I talked to those people for this profile, in which I look at Huff’s life leading up to the shootings. But when I look at my own life, there’s probably another reason I find this theory persuasive. When I was younger there was a shooting in my high school, Seattle’s Garfield High School, and two years ago I tracked down the shooter and wrote about him, here, for The Stranger.
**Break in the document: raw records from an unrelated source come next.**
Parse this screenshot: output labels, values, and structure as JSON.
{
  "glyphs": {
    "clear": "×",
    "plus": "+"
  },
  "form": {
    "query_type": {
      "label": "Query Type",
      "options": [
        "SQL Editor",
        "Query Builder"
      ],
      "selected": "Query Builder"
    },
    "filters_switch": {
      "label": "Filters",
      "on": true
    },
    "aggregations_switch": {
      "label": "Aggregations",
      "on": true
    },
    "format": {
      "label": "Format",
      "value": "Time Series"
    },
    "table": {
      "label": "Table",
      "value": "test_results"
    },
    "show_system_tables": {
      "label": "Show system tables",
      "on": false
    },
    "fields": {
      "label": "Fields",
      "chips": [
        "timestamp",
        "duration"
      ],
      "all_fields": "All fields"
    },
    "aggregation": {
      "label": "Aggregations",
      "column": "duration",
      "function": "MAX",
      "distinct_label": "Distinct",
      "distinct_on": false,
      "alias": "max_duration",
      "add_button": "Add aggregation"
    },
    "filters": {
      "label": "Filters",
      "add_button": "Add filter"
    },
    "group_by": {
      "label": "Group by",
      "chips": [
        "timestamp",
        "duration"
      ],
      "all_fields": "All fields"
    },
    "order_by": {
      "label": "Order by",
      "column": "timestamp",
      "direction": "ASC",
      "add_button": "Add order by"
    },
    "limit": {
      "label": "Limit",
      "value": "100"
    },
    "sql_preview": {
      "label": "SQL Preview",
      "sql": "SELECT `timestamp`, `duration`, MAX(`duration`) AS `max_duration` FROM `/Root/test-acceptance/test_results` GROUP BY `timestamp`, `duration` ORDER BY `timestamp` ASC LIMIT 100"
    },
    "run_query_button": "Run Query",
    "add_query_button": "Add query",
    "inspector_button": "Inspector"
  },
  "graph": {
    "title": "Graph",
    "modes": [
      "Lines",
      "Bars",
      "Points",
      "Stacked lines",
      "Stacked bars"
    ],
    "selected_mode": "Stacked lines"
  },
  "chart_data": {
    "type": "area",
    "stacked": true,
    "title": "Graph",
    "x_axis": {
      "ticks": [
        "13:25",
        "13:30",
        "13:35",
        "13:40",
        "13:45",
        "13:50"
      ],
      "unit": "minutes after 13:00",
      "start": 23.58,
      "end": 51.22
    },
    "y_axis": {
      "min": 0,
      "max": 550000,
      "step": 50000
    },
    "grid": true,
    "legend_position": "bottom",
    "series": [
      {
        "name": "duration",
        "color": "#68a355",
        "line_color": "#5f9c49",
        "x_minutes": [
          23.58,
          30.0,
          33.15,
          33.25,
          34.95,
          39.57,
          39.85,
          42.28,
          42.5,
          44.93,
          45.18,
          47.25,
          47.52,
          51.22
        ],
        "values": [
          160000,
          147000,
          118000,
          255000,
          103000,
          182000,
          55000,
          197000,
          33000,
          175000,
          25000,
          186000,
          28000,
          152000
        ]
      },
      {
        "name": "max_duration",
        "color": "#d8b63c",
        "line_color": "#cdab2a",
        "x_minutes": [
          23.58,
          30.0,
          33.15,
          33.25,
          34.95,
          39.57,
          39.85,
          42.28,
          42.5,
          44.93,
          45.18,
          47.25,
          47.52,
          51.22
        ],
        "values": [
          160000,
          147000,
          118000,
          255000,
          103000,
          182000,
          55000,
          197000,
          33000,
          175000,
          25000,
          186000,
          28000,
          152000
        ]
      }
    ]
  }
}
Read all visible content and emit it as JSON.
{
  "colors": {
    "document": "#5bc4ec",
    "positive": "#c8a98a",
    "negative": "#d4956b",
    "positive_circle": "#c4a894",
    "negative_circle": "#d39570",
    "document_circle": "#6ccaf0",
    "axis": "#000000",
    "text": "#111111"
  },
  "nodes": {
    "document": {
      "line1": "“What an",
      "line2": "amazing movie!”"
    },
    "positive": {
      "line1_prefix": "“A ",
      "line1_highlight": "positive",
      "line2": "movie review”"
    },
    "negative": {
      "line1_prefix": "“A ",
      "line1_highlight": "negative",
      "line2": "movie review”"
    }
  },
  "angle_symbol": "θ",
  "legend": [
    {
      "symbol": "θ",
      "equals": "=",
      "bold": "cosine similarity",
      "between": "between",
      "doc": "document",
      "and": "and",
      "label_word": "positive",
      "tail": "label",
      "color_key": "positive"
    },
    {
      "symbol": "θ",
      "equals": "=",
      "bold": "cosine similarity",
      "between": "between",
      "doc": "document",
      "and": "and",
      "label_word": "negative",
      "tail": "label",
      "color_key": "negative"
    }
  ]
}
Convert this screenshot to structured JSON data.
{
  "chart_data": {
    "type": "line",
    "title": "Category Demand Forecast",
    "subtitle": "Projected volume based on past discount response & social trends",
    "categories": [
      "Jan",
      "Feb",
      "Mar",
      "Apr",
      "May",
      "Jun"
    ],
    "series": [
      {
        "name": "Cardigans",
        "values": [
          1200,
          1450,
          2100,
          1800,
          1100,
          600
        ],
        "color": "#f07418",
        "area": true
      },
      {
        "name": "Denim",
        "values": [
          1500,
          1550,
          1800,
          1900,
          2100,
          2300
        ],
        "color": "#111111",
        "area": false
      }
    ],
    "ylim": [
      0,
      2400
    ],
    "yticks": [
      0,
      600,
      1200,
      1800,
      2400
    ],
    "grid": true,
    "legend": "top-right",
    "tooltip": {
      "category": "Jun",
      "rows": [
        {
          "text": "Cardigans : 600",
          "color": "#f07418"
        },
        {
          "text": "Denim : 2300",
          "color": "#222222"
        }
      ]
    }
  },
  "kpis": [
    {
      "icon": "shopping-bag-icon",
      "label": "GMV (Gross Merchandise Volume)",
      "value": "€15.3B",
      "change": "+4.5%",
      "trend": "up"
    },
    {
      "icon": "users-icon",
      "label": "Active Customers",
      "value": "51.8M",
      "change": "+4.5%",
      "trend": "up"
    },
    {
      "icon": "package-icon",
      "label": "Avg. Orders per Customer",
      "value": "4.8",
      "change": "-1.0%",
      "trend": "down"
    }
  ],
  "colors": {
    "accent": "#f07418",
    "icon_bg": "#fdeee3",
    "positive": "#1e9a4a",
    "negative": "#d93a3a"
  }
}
For that story, I also tracked down a young woman who was shot in the knee that day at Garfield. Rachel Thompson went on to become a gun-control activist, lobbying Congress and even Bill Clinton when he was president. In the process, she learned a lot about what makes a troubled kid pick up a gun, and told me:
Now that I’m older and I’ve become more educated about it, it’s bullying, honestly… I heard that [the Garfield shooter] was picked on his whole life and he just snapped. Kids being able to bully and get away with it, in combination with the access to guns, is an extremely deadly mixture. A picked-on kid is going to snap one day, and if he has a gun in his hand he’s going to kill people. That’s a pattern in all the shootings.
By all accounts, Kyle Huff snapped on Saturday morning. Perhaps it just took him longer than most to reach his breaking point.
"...perhaps Kyle Huff killed out of envy, shooting people at the social fringe who’d found acceptance in a way he never could."
Great point, Eli. I totally agree with that.